Rainbows tend to catch a person's eye and force them to pay attention. There is a beauty in the way the colors arc across the sky or gently glisten in the mist of a running sprinkler. Capture this magic in the classroom by experimenting with prisms and light.
Create a Rainbow
This experiment will teach your students about the different forms of light that make up "white" light. For this experiment, you will need a light source, white paper, colored pencils and a prism (one for each student would be ideal). Have the class form a hypothesis about what will happen to the light when it hits the glass prism. Shine the light through the prism and onto the white piece of paper. A beautiful array of colors will be displayed. Explain the process of light refracting into its components: white light is actually made up of red, orange, yellow, green, blue, indigo and violet light. Explain that students can remember this by the mnemonic name ROY G. BIV. Finally, have the students use their colored pencils to make their own light spectra; tell them to draw the spectrum as close as they can to what is displayed by the prism in terms of thickness and vibrancy of the color bands.
Experiment with Different Light Sources
You can expand on the above experiment by using different forms of light. Try running a red or a black light through the prism. Have the students try to determine whether the light from the red light is actually completely red or if it is made up of different frequencies just like the white light was.

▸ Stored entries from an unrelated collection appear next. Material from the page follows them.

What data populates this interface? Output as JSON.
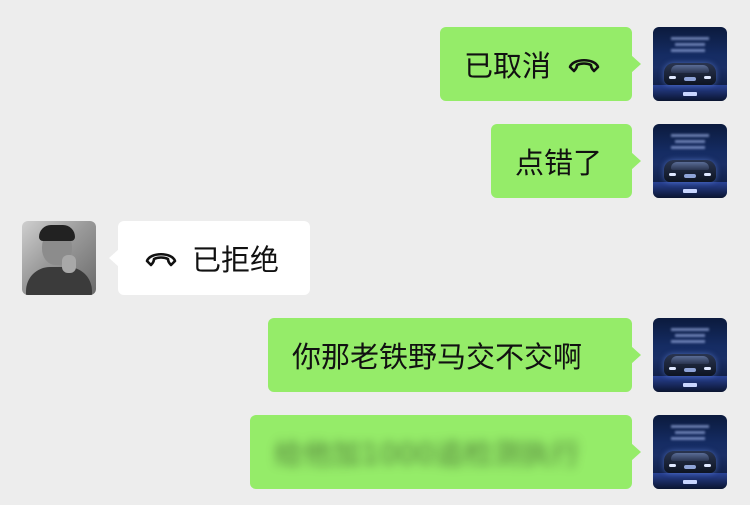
{
  "chat": {
    "messages": [
      {
        "sender": "self",
        "type": "call",
        "text": "已取消",
        "icon": "hangup-phone-icon"
      },
      {
        "sender": "self",
        "type": "text",
        "text": "点错了"
      },
      {
        "sender": "other",
        "type": "call",
        "text": "已拒绝",
        "icon": "hangup-phone-icon"
      },
      {
        "sender": "self",
        "type": "text",
        "text": "你那老铁野马交不交啊"
      },
      {
        "sender": "self",
        "type": "text",
        "text": "给他加1000追检测执行"
      }
    ]
  },
  "colors": {
    "background": "#ededed",
    "self_bubble": "#95ec69",
    "other_bubble": "#ffffff",
    "text": "#111111"
  }
}
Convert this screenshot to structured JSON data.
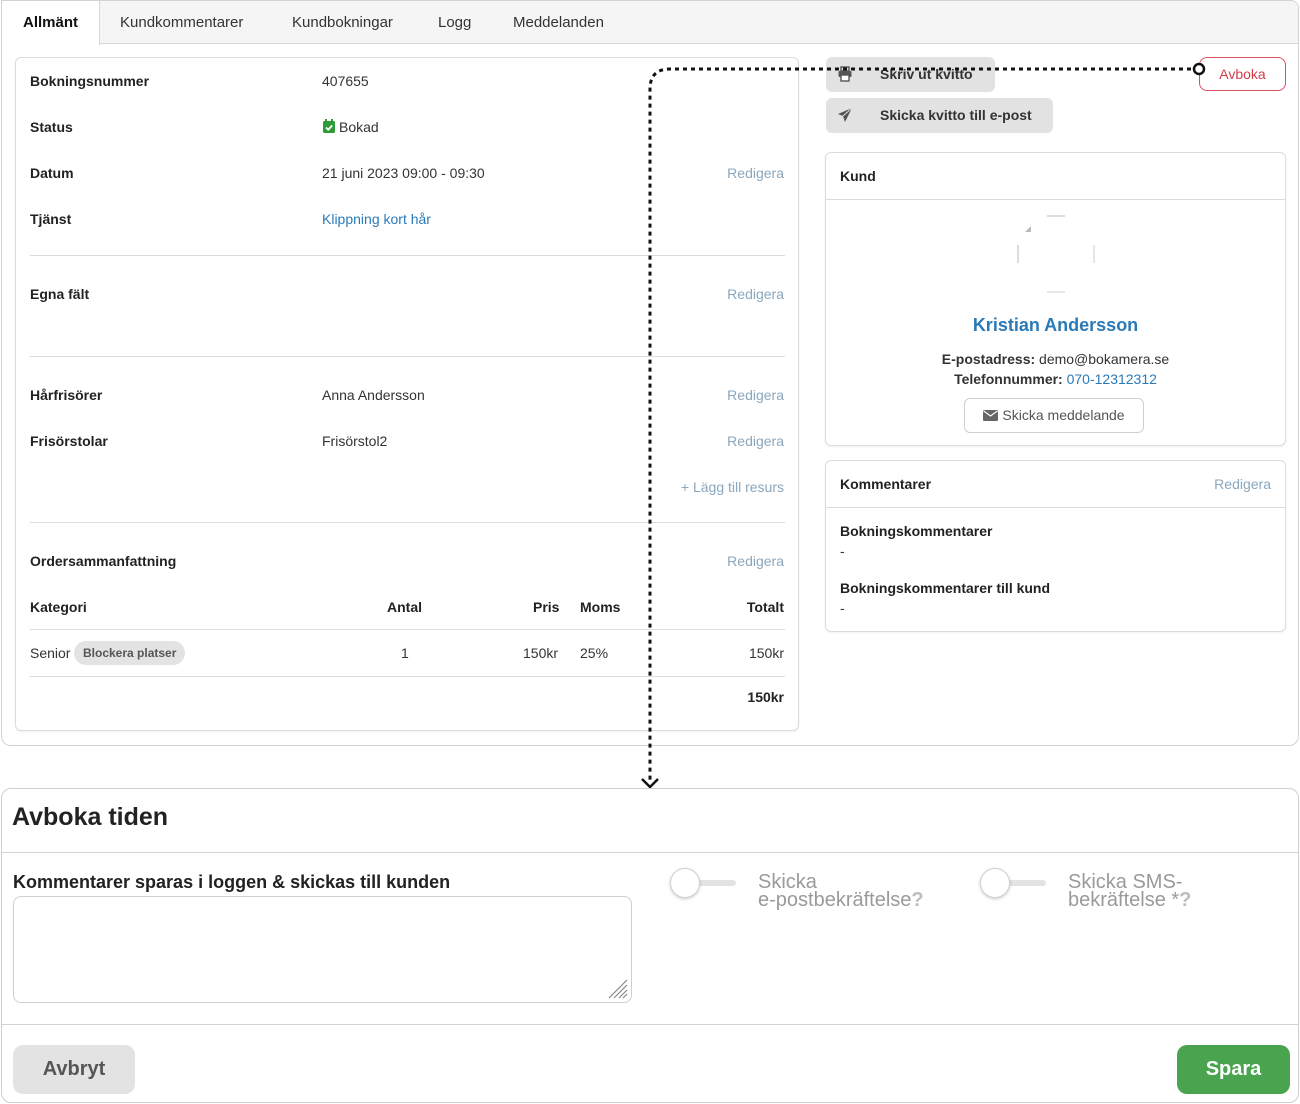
{
  "tabs": [
    "Allmänt",
    "Kundkommentarer",
    "Kundbokningar",
    "Logg",
    "Meddelanden"
  ],
  "booking": {
    "number_label": "Bokningsnummer",
    "number": "407655",
    "status_label": "Status",
    "status": "Bokad",
    "date_label": "Datum",
    "date": "21 juni 2023 09:00 - 09:30",
    "service_label": "Tjänst",
    "service": "Klippning kort hår",
    "custom_fields_label": "Egna fält",
    "stylists_label": "Hårfrisörer",
    "stylist": "Anna Andersson",
    "chairs_label": "Frisörstolar",
    "chair": "Frisörstol2",
    "add_resource": "+ Lägg till resurs",
    "edit": "Redigera"
  },
  "order": {
    "title": "Ordersammanfattning",
    "edit": "Redigera",
    "headers": {
      "category": "Kategori",
      "qty": "Antal",
      "price": "Pris",
      "vat": "Moms",
      "total": "Totalt"
    },
    "row": {
      "category": "Senior",
      "badge": "Blockera platser",
      "qty": "1",
      "price": "150kr",
      "vat": "25%",
      "total": "150kr"
    },
    "grand_total": "150kr"
  },
  "actions": {
    "print": "Skriv ut kvitto",
    "email": "Skicka kvitto till e-post",
    "cancel": "Avboka"
  },
  "customer": {
    "title": "Kund",
    "name": "Kristian Andersson",
    "email_label": "E-postadress:",
    "email": "demo@bokamera.se",
    "phone_label": "Telefonnummer:",
    "phone": "070-12312312",
    "message_button": "Skicka meddelande"
  },
  "comments": {
    "title": "Kommentarer",
    "edit": "Redigera",
    "booking_comments_label": "Bokningskommentarer",
    "booking_comments": "-",
    "customer_comments_label": "Bokningskommentarer till kund",
    "customer_comments": "-"
  },
  "cancel_dialog": {
    "title": "Avboka tiden",
    "comment_label": "Kommentarer sparas i loggen & skickas till kunden",
    "email_toggle_line1": "Skicka",
    "email_toggle_line2": "e-postbekräftelse",
    "sms_toggle_line1": "Skicka SMS-",
    "sms_toggle_line2": "bekräftelse *",
    "help": "?",
    "cancel_button": "Avbryt",
    "save_button": "Spara"
  },
  "colors": {
    "link": "#2a7ab8",
    "cancel_red": "#d23d4c",
    "save_green": "#4aa34f",
    "status_green": "#2e9a3a"
  }
}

Another activity you can do with the prism is to teach your students about basic refraction principles. Without going too much into the actual physics of the experiment (the equations and technical explanations), you can teach your students that when light flows into the prism, it does not flow directly through it but actually gets bent. For this experiment, ask your students what they think will happen when you shine a light source through a prism at a piece of paper. Ask the students to mark on the piece of paper where they think the light will shine. Shine the light through the prism. As it travels through the prism, it becomes refracted and actually displays itself in a spot at an angle opposite to where the light source is. The exact angle is difficult to measure, but the point of the activity is to teach students that light can become bent as it travels through the prism.